Забыв о холоде, где ползком, а где и в полный рост, продвигался я следом за двумя огоньками факелов, маячавших впереди. То, что ход ведет прямо в Измаил, догадаться не составляло труда.

Тем временем враги мои остановились около одного из тоннелей, уволивших куда-то в сторону от основного направления. Я тоже встал как вкопанный, стараясь вжаться в стену. Интересно, что они собирались делать дальше?

Повозившись у стены, драгунский офицер нажал на какой-то выступ, после чего со скрежетом открылась ниша. Барон вытащил из нее какие-то тряпки. Это были части восточного костюма, очевидно, некогда принадлежавшие османскому воину. Только теперь я начал понимать что-то в происходящем. Однако додумать свои мысли, оформить их в какое-то конкретное мнение помешал разговор, который, не таясь, вели между собой мои противники. За разговором барон стягивал с себя форменную драгунскую амуницию и облачался в цветастые одежды янычара. Казак помогал ему поскорее справиться с переодеванием.
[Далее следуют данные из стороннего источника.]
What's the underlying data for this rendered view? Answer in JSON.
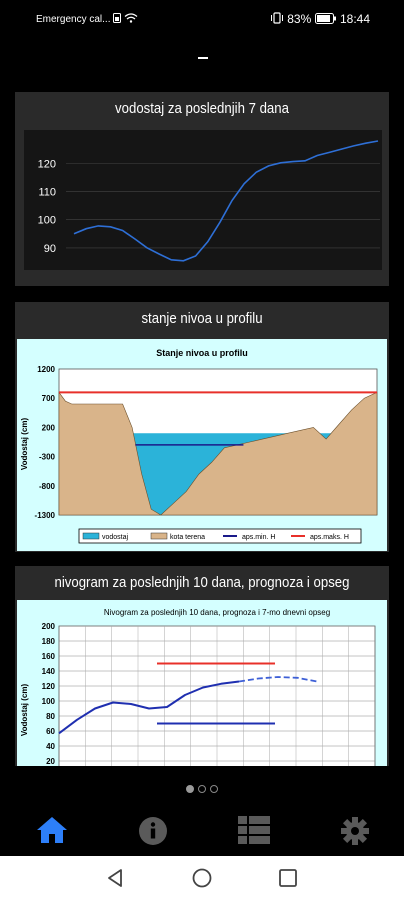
{
  "status_bar": {
    "carrier": "Emergency cal...",
    "battery": "83%",
    "time": "18:44"
  },
  "cards": [
    {
      "title": "vodostaj za poslednjih 7 dana",
      "chart_data": {
        "type": "line",
        "y_ticks": [
          "120",
          "110",
          "100",
          "90"
        ],
        "ylim": [
          85,
          129
        ],
        "series": [
          {
            "color": "#2e6fd6",
            "x": [
              0,
              4,
              8,
              12,
              16,
              20,
              24,
              28,
              32,
              36,
              40,
              44,
              48,
              52,
              56,
              60,
              64,
              68,
              72,
              76,
              80,
              84,
              88,
              92,
              96,
              100
            ],
            "values": [
              95,
              97,
              98,
              97.5,
              96,
              93,
              90,
              88,
              86,
              85.5,
              87,
              92,
              99,
              107,
              113,
              117,
              119,
              120,
              120.5,
              121,
              123,
              124,
              125,
              126,
              127,
              128
            ]
          }
        ]
      }
    },
    {
      "title": "stanje nivoa u profilu",
      "chart_data": {
        "type": "area",
        "title": "Stanje nivoa u profilu",
        "ylabel": "Vodostaj (cm)",
        "y_ticks": [
          "1200",
          "700",
          "200",
          "-300",
          "-800",
          "-1300"
        ],
        "ylim": [
          -1300,
          1200
        ],
        "legend": [
          "vodostaj",
          "kota terena",
          "aps.min. H",
          "aps.maks. H"
        ],
        "aps_max": 800,
        "aps_min": -100,
        "water_level": 100,
        "terrain_x": [
          0,
          2,
          4,
          20,
          23,
          26,
          29,
          32,
          36,
          40,
          44,
          48,
          52,
          56,
          60,
          64,
          68,
          72,
          76,
          80,
          84,
          88,
          92,
          96,
          100
        ],
        "terrain_y": [
          800,
          650,
          600,
          600,
          200,
          -600,
          -1200,
          -1300,
          -1100,
          -900,
          -600,
          -400,
          -150,
          -100,
          -50,
          0,
          50,
          100,
          150,
          200,
          0,
          250,
          500,
          700,
          800
        ]
      }
    },
    {
      "title": "nivogram za poslednjih 10 dana, prognoza i opseg",
      "chart_data": {
        "type": "line",
        "title": "Nivogram za poslednjih 10 dana, prognoza i 7-mo dnevni opseg",
        "ylabel": "Vodostaj (cm)",
        "y_ticks": [
          "200",
          "180",
          "160",
          "140",
          "120",
          "100",
          "80",
          "60",
          "40",
          "20"
        ],
        "ylim": [
          20,
          200
        ],
        "max_line": 150,
        "min_line": 70,
        "series": [
          {
            "name": "",
            "values": [
              57,
              75,
              90,
              98,
              96,
              90,
              92,
              108,
              118,
              123,
              126
            ],
            "style": "solid"
          },
          {
            "name": "",
            "values": [
              126,
              130,
              132,
              131,
              126
            ],
            "style": "dashed"
          }
        ]
      }
    }
  ],
  "nav": {
    "items": [
      "home",
      "info",
      "list",
      "settings"
    ],
    "active_color": "#2d7ff9",
    "inactive_color": "#5a5a5a"
  }
}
– Настало время объяснить тебе все, слуга Великого. Магистр – глупец, Он считает, что лишь ему и Мудрым дано владеть тайнами движения светил и угадывать последствия незначительных событий, несерьезных причин серьезных последствий. Мудрые просчитались. Они не поняли главного – в этом месте, в Измаиле, решается все! Наступает высшая точка большой петли Асмодея, и именно здесь сейчас находится область высочайшего конфликта и напряжения. Ты, низкий слуга великого хозяина жизни и смерти, ты, букашка перед лицом Его, понимаешь это?

– Понимаю, брат мой.

– Лжешь, ты понимаешь весьма мало. Для того чтобы понять это, нужно обладать мудростью веков. Точка петли и мы на Острие Иглы – такое случается лишь с избранными. А глупец Магистр, уверенный в своей непогрешимости, способен в невежестве своем все испортить. Но он ошибается. Оружие Трижды Проклятого и Трижды Вознесенного – сейчас я, а не они, не все эти Мудрые и Магистры! – с торжеством в голосе произнес барон. – Понимаешь ты это?

– Да, господин. И нет для меня большего счастья, чем преданно служить великому делу.

– Если все получится, я перешагну через врата. Нет, через двое врат. Подобное удавалось немногим. Я сравняюсь с ними, брат мой! Удар Иглы будет неотразим, и ось содрогнется, как не содрогалась еще никогда! И будет сделано сие вот этими руками! Слушай, что нужно…

– Я весь внимание, господин.

– Три связи, три узла Лимпериума необходимо разрубить. Один узел – судьба русского князя. Она будет предрешена, если огонь и железо коснутся его тела. Если он через неделю обожжется о кочергу, то прорыв в цепи событий еще через восемь дней приведет его к гибели – глупой и случайной. Но это возможно лишь при развязывании второго узла Лимпериума. Паша склонен сдать Измаил без боя. Если здесь не разгорится кровавая бойня, узел останется неразвязанным. Этой турецкой свиньей займусь я. Думаю, будет лучше, если он умрет и не станет смущать своих подданных собственной нерешительностью. Ты же должен заняться князем. Огонь и железо – запомни это!